I teach Yoga Nidra. The meditative heart of the yogic path. I came upon yoga nidra in 2012. This was following many years of meditating within the Chan, Daoist Internal Alchemy and Vipassana traditions. It also came at a time of great personal transformation. I had not long become a mother and was deeply enquiring into the place where I start and my conditioning ends. A quest for a sense of my true self. For me yoga nidra really ‘cracked the nut’ so to speak, more than anything else I had done before. I found myself going beyond mindfulness and growing into awareness, spiritual bliss and gratitude. Feeling truly alive and met by the universe around me. All this whilst also building skills to live life with a greater sense of peace, joy, acceptance and authenticity. Through this practice I have been gently unravelling into a greater sense of my true self leaving behind depression, anxiety, self-destructive and limiting behaviours and beliefs, addictions and unfriendly self talk. I was so inspired by its simplicity, accessibility and the ease with which it moulds itself for the individuals needs from moment to moment. Pretty much straight away I knew I wanted to deepen my practice and understanding and train to teach. This journey started in 2014. I feel so inspired and grateful to be able to share yoga nidra with others. It is always a humbling honour to witness another’s unfolding. The practice is typically a guided meditation, you can be seated or lying down for this. There is another part of the practice that I have come to call Sacred Mirror Counselling. This is a co-meditation in which I serve as a sacred mirror enabling my partner to enter into a deep self-enquiry. It does not have a therapeutic aim but it can bring about some deep insights, revelations and resolutions.

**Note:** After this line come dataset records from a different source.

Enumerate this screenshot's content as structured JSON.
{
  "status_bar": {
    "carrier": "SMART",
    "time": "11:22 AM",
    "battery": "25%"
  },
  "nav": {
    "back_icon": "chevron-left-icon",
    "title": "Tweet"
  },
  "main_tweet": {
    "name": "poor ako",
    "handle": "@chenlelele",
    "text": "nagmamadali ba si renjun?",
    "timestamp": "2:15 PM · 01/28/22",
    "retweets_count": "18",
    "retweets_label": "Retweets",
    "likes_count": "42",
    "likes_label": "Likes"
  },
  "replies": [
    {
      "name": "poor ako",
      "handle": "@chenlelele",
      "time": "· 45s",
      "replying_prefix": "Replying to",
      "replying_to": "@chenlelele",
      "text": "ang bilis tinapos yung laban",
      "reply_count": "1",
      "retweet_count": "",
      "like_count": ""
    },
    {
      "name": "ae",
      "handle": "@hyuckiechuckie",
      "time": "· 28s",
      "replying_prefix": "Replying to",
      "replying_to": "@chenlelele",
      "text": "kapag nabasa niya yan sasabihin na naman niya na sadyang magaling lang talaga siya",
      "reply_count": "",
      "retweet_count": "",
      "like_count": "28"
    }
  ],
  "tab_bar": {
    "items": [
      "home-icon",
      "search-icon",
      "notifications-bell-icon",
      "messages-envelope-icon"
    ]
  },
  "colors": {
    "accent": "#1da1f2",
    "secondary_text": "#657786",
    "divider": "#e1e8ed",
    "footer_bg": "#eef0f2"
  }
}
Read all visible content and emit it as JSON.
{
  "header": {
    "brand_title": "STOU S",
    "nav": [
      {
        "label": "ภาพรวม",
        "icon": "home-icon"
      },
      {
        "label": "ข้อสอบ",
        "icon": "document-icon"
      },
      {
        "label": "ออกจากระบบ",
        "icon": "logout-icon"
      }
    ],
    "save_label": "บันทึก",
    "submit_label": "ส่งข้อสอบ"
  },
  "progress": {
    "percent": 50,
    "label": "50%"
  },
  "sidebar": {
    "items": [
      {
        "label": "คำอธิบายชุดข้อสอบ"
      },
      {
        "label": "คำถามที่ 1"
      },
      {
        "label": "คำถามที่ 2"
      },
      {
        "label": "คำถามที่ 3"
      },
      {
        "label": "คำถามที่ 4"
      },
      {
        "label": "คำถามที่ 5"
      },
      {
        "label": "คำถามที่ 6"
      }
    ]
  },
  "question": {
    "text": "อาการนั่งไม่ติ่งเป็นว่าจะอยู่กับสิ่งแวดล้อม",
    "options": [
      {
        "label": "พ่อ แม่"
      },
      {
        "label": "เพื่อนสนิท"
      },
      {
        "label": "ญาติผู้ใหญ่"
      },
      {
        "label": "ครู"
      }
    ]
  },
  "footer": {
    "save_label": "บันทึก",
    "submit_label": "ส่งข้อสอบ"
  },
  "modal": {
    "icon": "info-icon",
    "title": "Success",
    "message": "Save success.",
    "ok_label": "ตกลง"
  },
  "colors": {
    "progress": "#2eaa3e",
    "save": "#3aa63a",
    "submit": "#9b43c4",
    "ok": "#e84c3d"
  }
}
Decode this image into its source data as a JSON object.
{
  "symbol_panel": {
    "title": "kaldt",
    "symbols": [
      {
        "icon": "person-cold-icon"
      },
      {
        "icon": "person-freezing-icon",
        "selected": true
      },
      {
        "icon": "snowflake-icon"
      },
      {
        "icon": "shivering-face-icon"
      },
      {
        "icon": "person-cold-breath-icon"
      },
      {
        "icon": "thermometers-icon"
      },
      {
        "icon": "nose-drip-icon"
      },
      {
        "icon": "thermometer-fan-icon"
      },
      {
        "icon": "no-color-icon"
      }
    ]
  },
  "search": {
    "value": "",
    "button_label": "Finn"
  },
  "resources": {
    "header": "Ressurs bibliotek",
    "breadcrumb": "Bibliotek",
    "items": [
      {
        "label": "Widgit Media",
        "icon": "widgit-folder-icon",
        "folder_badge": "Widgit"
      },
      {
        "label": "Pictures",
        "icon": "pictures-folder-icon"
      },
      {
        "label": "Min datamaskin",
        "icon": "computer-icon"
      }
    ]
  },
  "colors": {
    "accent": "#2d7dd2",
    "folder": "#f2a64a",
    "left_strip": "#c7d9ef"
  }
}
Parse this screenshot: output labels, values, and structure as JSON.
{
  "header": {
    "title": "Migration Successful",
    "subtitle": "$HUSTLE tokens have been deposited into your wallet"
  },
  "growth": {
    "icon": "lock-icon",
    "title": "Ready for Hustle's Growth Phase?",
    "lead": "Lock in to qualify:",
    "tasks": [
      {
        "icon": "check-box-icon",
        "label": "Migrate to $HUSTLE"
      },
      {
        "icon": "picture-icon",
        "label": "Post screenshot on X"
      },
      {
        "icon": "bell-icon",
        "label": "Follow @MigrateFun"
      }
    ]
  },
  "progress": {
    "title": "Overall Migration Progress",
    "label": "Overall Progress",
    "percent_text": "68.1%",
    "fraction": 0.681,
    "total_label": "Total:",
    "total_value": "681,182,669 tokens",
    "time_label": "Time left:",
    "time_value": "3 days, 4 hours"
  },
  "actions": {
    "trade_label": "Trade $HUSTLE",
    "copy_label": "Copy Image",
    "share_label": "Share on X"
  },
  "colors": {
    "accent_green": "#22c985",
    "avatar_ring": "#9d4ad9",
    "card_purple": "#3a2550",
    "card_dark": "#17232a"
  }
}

We each have the skills we need to find that place where we live in yoga. A sense of unchanged and unchanging peace and equanimity despite all the chaos of our day to day lives. It does not require any special gifts or talents. It just takes practice, devotion, patience, trust and love. We also all carry the potential to get so far removed from ourselves and source that we become dis-eased. Well it seems that part of life’s purpose is to get a bit lost. That`s what makes finding our true self so much more enjoyable.